早河シリーズ完結編【魔術師】
『佐藤の車のナンバーはわかってる。もしもの時は手配をするさ。俺のこと、お人好しだと思ってるか?』
『正直なところは。上野さんらしい判断だと思います』

 上野は煙草を咥えて一服している。憂鬱に紫煙を吐く彼を見て、早河は苦笑した。

『禁煙の誓い破ったって石川さんから聞きましたよ』
『こんな時だ。煙草でも吸わないとやってられないだろ。破れば最後、無性に恋しくなるんだよな。煙草も、人も……』

指に挟んだ煙草を円を描くようにクルクル回すと煙草に灯る赤い光が暗闇に輝いた。

 上野のスマートフォンが着信する。東京の小山真紀からだ。

『……そうか。ご苦労さん。俺も明日には東京に帰る。それまでそっちを頼む』

真紀と二言三言のやりとりを交わして通話が終わる。隣で会話を聞いていた早河には電話の内容は予想がついた。
やりきれない思いの溜息が紫煙に乗って空に上がる。

『土屋を逮捕したそうだ』
『やはり彼女がダンタリオンでしたね』

 東京で逮捕された警視庁捜査一課刑事の土屋千秋は上野直属の部下、事件の首謀者のひとりの篠山恵子は上野の元恋人。
今回の事件は上野に相当な心労を与えていた。

『俺は鎌倉に戻って佐藤を待つ。早河はどうする?』
『病院に寄って子ども達の様子を見てから鎌倉署に行きますよ』

 海岸を去る上野の背中に視線を送る。早河が長年見続けた上司の背中は、一回り小さくなったように感じた。

いつの間にか側に来ていた神奈川県警の大西刑事が、早河の顔をまじまじと見て吹き出している。

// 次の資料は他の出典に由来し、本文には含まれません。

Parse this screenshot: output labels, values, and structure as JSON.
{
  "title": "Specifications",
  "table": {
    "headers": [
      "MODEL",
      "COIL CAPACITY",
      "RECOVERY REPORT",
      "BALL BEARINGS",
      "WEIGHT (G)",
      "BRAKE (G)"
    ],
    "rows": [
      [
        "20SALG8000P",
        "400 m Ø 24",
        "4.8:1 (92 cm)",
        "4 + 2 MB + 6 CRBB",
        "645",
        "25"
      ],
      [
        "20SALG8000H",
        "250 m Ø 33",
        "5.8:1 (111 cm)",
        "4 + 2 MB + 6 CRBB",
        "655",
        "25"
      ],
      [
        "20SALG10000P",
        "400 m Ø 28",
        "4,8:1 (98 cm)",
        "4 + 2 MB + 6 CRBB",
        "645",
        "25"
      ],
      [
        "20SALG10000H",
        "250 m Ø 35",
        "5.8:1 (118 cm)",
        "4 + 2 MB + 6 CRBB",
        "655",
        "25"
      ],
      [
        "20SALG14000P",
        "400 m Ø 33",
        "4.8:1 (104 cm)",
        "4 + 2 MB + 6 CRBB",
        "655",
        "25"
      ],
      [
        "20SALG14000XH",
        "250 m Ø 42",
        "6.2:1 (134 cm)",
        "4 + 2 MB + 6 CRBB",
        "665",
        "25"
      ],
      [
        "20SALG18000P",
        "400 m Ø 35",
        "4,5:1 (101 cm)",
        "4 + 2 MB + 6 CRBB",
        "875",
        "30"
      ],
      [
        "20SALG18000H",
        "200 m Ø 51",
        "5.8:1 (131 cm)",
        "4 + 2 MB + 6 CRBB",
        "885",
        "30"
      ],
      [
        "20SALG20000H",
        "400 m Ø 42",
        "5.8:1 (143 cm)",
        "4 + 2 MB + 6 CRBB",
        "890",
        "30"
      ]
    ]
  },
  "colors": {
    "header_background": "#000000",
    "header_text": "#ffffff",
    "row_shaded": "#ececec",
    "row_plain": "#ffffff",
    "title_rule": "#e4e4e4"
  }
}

『なんだよ。人の顔じろじろ見て吹き出すとは失礼だな』
『真愛ちゃんに会う前にその顔なんとかしろよ』
『は?』
『酷いもんだぞ。車のミラーで見てみろ』

 大西に促されて早河は車のサイドミラーに顔を寄せた。暗がりの中で大西がスマートフォンのライトを灯してくれると、ようやく鏡に映り込んだ自分の顔が見えた。

口元は切れて血が滲み、頬や目の周りにはアザができている。貴嶋と殴り合った時にできた傷だ。

『うわっ。こんな顔して会いに行ったらなぎさも真愛も驚くよな』
『この怪我はパパの頑張りの勲章だとでも言っておけよ』
『勲章なんて真愛にはまだ意味がわからねぇよ。つーか引っ張るな。傷が痛む』

 大西に頬を引っ張られて早河の顔がにこやかに歪む。そういえば何かあると大西がいつもこうして励まして笑わせてくれたと、早河は遠い過去を懐かしんだ。